Une réflexion sur « Les Heures Sombres – Critique aisée n°113 »

  1. Grand admirateur de Winston Churchill, moi aussi, je me suis précipité voir le film dés sa sortie et je partage intégralement ce qui est écrit dans la critique ci-dessus. Le seul petit reproche que je pourrais faire au réalisateur du film est d’avoir forcé un peu trop le trait caricaturant certaines des manies de Winston Churchill, comme si il avait peur de trahir l’image maintenant acquise (dont on sait que Winston en bon communicant savait en jouer), mais je lui pardonne car cela n’enlève rien à la sympathie, en plus de l’admiration, qu’inspire ce personnage hors du commun.

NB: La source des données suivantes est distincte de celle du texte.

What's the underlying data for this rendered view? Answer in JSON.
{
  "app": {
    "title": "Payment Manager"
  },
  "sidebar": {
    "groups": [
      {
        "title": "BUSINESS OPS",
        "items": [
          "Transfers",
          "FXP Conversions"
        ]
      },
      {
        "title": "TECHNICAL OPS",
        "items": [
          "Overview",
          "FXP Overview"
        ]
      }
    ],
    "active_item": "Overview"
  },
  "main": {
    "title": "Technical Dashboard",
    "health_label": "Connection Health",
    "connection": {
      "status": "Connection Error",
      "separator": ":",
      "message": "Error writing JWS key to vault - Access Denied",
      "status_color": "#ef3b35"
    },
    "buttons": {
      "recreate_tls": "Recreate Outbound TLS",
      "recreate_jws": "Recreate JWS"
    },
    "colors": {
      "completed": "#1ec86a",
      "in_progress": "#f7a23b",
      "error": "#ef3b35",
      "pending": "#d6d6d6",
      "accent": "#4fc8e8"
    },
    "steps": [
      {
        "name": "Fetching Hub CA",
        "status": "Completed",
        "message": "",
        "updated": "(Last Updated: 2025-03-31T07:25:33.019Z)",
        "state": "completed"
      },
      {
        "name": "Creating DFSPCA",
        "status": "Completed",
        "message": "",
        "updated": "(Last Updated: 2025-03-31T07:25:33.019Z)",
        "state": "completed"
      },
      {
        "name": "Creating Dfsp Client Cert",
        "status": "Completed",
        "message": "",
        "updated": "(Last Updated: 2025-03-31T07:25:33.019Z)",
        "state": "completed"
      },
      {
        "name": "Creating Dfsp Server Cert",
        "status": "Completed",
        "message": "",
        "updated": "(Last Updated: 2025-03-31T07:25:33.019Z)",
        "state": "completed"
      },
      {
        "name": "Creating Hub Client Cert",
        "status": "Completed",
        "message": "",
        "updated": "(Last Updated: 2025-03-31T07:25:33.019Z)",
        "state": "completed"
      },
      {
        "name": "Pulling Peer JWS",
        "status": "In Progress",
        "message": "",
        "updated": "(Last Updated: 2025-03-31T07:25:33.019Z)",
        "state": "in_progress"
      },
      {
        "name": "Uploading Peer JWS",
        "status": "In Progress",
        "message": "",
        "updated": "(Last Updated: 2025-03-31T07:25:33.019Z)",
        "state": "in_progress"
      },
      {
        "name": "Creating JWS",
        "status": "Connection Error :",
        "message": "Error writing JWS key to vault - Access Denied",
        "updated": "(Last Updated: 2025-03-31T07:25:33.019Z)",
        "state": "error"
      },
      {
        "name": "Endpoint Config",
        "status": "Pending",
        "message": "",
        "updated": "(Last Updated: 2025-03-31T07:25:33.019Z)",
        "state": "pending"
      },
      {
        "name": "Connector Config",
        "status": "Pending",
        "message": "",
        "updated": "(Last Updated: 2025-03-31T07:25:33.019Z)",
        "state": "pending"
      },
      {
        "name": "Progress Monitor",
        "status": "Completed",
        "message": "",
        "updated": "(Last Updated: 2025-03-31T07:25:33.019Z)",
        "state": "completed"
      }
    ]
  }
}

    J’aimerais insister ici sur une dimension que ce film fait ressentir magistralement qui est celle de la démocratie Anglaise dont Winston Churchill était l’incarnation même, et dont, par ailleurs, j’ai eu l’occasion de parler ici. Car WC n’était pas seulement un lion, un fighter, incapable de concevoir, ni même d’imaginer, la survie de l’Angleterre (donc du Royaume Uni et son empire) sans la victoire. Je reviendrais là-dessus moi aussi dans un PS au-dessous. La vieille démocratie anglaise repose scrupuleusement sur la représentativité de son peuple au parlement et les aspirations profondes du peuple peuvent être trahies par ses représentants qui font avant tout de la politique. Tout ça n’est pas nouveau, et pas qu’en Angleterre! C’est ce que WC, pourtant un homme politique, certes mal aimé de ses pairs, comprenait mieux que quiconque et c’est ce qui lui a permis en définitive de gagner la bataille contres ses pairs défaitistes par la seule puissance de son verbe talentueux. La phrase de Lord Halifax (‘Lord’ s’il vous plait, un grand connaisseur des aspirations du peuple bien entendu!) qui clos le film résume tout magnifiquement.
    PS, en fait j’en ai plusieurs:
    1/ Le concept de la survie impossible de l’Angleterre sans la victoire ne date pas de WC mais remonte, comme sa démocratie d’ailleurs, à son origine au moyen-âge. L’Angleterre (j’emploie volontairement ce nom plutôt que Grande-Bretagne ou Royaume-Uni pour marquer le côté historique) est une île, ne l’oublions pas, et elle a tout de suite compris qu’il lui fallait avoir une marine forte (la fameuse Royal Navy) pour contrer toute invasion dont il y eut plusieurs tentatives au travers des siècles qui échouèrent toutes. Cette Royal Navy a permis à lAngleterre de devenir une puissance maritime et de construire un empire sur lequel le soleil ne se couchait pas. Nos rois de France n’ont pas compris cela et c’est bien dommage. Je lis actuellement un livre, ‘Une histoire de la Marine de guerre française’, écrit par un contre-amiral français qui, ô surprise, ne tarit pas d’éloges sur les prouesses à travers les siècles de sa perfide rivale héréditaire.
    2/ La puissance du verbe de WC aux Communes démontrait bien qu’il n’était pas nécessaire de faire un référendum pour répondre aux aspirations du peuple. David Cameron aurait bien fait de s’inspirer de WC mais il n’en avait pas le talent et il a laissé en héritage un Brexit dont on s’interroge sans comprendre.
    3/ A propos d’Atlee, ‘le mouton déguisé en mouton’, WC en a dit quand celui-ci lui a succédé: ‘Un taxi vide s’est arrêté devant la 10 Downing Street, Monsieur Atlee en est sorti’!
    Sacré Winston, je t’aimerai toujours!